When St. Francis of Assisi focused on Jesus Crucified, everything else in his life fell into place. He reasoned: If that is God on the Cross, what else is there in this world? And, if that is God on the Cross, that would just have to be repeated and re-presented until the end of time; and, it is by His intention, His invention, His creativity in the Holy and unbloody Sacrifice of the Mass. Jesus came into this world to die and to rise: to give us this Paschal Mystery. Nothing absorbed St. Francis more than Jesus crucified and risen.

The death and resurrection of Jesus Christ, better than anything else, shows the love of our God for us. “Greater love than this, no one has, that a man lay down his life for his friends.” This is the love Francis was determined to imitate. He would dispose himself for that grace by emptying himself of himself and everything else to make room for God and His Holy Will. He wanted to be utterly uncluttered forever open to the Divine Invasion. This is what his poverty was all about: self-crucifixion, self-abnegation, self-denial.

Francis’ greatest lament was that Love was not loved. He would cry day and night. He was never more the Seraphic Saint than when he contemplated the Crucified: our God, naked, clothed only in His own blood. His whole ambition in life was to make a return to the One who so loved him first. He would try to teach others the same focus: to love without counting the cost, as Jesus loved us – unconditionally, sacrificially, eternally, completely, and unselfishly.
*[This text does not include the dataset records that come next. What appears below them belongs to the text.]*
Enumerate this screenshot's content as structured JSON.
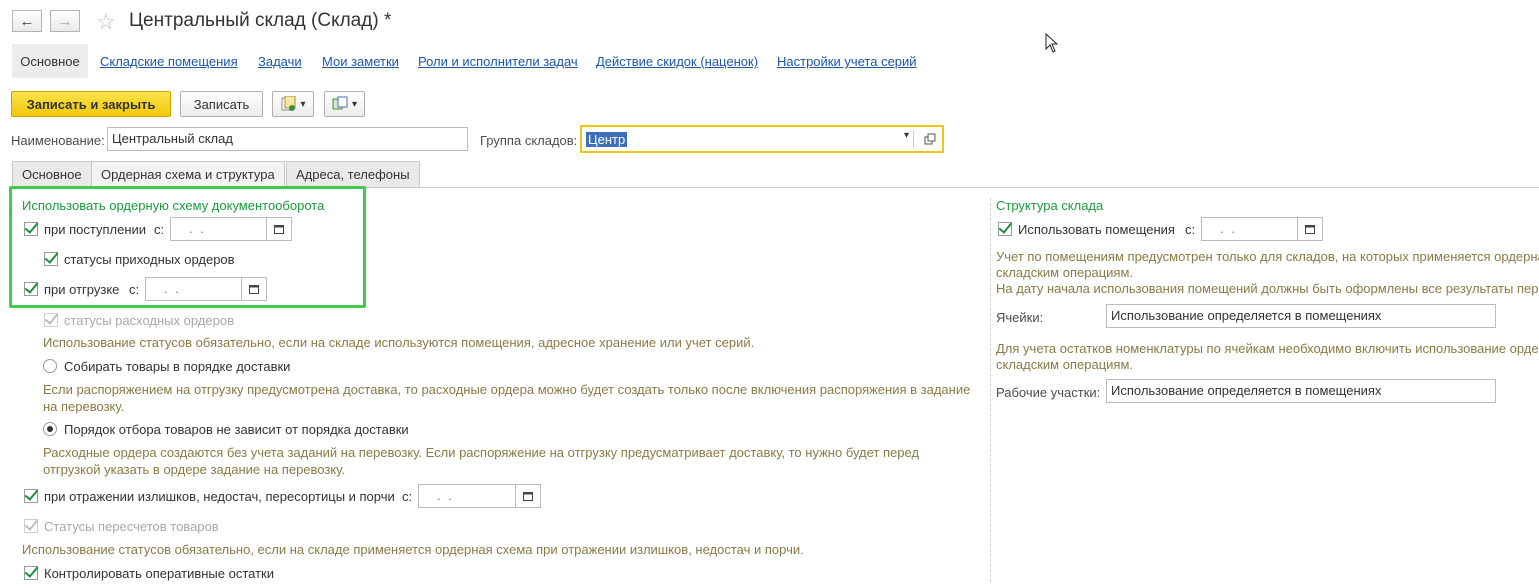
{
  "window": {
    "title": "Центральный склад (Склад) *"
  },
  "nav": {
    "back_icon": "←",
    "forward_icon": "→",
    "favorite_icon": "☆"
  },
  "top_links": [
    {
      "label": "Основное"
    },
    {
      "label": "Складские помещения"
    },
    {
      "label": "Задачи"
    },
    {
      "label": "Мои заметки"
    },
    {
      "label": "Роли и исполнители задач"
    },
    {
      "label": "Действие скидок (наценок)"
    },
    {
      "label": "Настройки учета серий"
    }
  ],
  "toolbar": {
    "save_close_label": "Записать и закрыть",
    "save_label": "Записать",
    "dropdown_arrow": "▾"
  },
  "form": {
    "name_label": "Наименование:",
    "name_value": "Центральный склад",
    "group_label": "Группа складов:",
    "group_value": "Центр"
  },
  "tabs": [
    {
      "label": "Основное"
    },
    {
      "label": "Ордерная схема и структура"
    },
    {
      "label": "Адреса, телефоны"
    }
  ],
  "left": {
    "section_title": "Использовать ордерную схему документооборота",
    "receipt_label": "при поступлении",
    "from_label": "с:",
    "date_placeholder": ". .",
    "receipt_statuses_label": "статусы приходных ордеров",
    "shipment_label": "при отгрузке",
    "shipment_statuses_label": "статусы расходных ордеров",
    "statuses_note": "Использование статусов обязательно, если на складе используются помещения, адресное хранение или учет серий.",
    "collect_delivery_label": "Собирать товары в порядке доставки",
    "collect_delivery_note_1": "Если распоряжением на отгрузку предусмотрена доставка, то расходные ордера можно будет создать только после включения распоряжения в задание",
    "collect_delivery_note_2": "на перевозку.",
    "independent_order_label": "Порядок отбора товаров не зависит от порядка доставки",
    "independent_note_1": "Расходные ордера создаются без учета заданий на перевозку. Если распоряжение на отгрузку предусматривает доставку, то нужно будет перед",
    "independent_note_2": "отгрузкой указать в ордере задание на перевозку.",
    "surplus_label": "при отражении излишков, недостач, пересортицы и порчи",
    "recount_statuses_label": "Статусы пересчетов товаров",
    "recount_note": "Использование статусов обязательно, если на складе применяется ордерная схема при отражении излишков, недостач и порчи.",
    "control_stock_label": "Контролировать оперативные остатки"
  },
  "right": {
    "section_title": "Структура склада",
    "use_rooms_label": "Использовать помещения",
    "from_label": "с:",
    "date_placeholder": ". .",
    "rooms_note_1": "Учет по помещениям предусмотрен только для складов, на которых применяется ордерна",
    "rooms_note_2": "складским операциям.",
    "rooms_note_3": "На дату начала использования помещений должны быть оформлены все результаты перес",
    "cells_label": "Ячейки:",
    "cells_value": "Использование определяется в помещениях",
    "cells_note_1": "Для учета остатков номенклатуры по ячейкам необходимо включить использование ордер",
    "cells_note_2": "складским операциям.",
    "work_areas_label": "Рабочие участки:",
    "work_areas_value": "Использование определяется в помещениях"
  },
  "colors": {
    "section_green": "#1b9b3b",
    "link_blue": "#1e57a3",
    "primary_yellow": "#f4cd1a",
    "highlight_frame": "#41c94b",
    "note_brown": "#8a7a45"
  }
}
He could not make this choice without the help of the One he was contemplating. He knew he needed the Lord at each and every step of his conversion; he could not bear the pain of his sacred stigmata unless the Lord was with him. His personal contribution to this process would be the humble heart that he knew he would have to cultivate. That is the only kind of heart that can win the favor of God. No wonder he would stay up all night long and pray to God: “Who are you, God most dear! Who am I but a useless, worthless, little worm of a servant!”

When Francis speaks of Lady Poverty that he had espoused, it is the poverty of his personality – humility of heart – that he was aiming at. The love for Jesus Crucified cannot be rooted in any other kind of heart but the humble heart. “Learn of me,” Jesus says, “because I am meek and humble of heart;” meek, kind, gentle, courteous with other people; but very humble in adoration and prostration before Him, because He is God and you and I are not God. Our God would not even dream of planting his Love in any other kind of heart but the humble one. He knows this is the way to our peace. May Jesus Crucified be our point of view as well.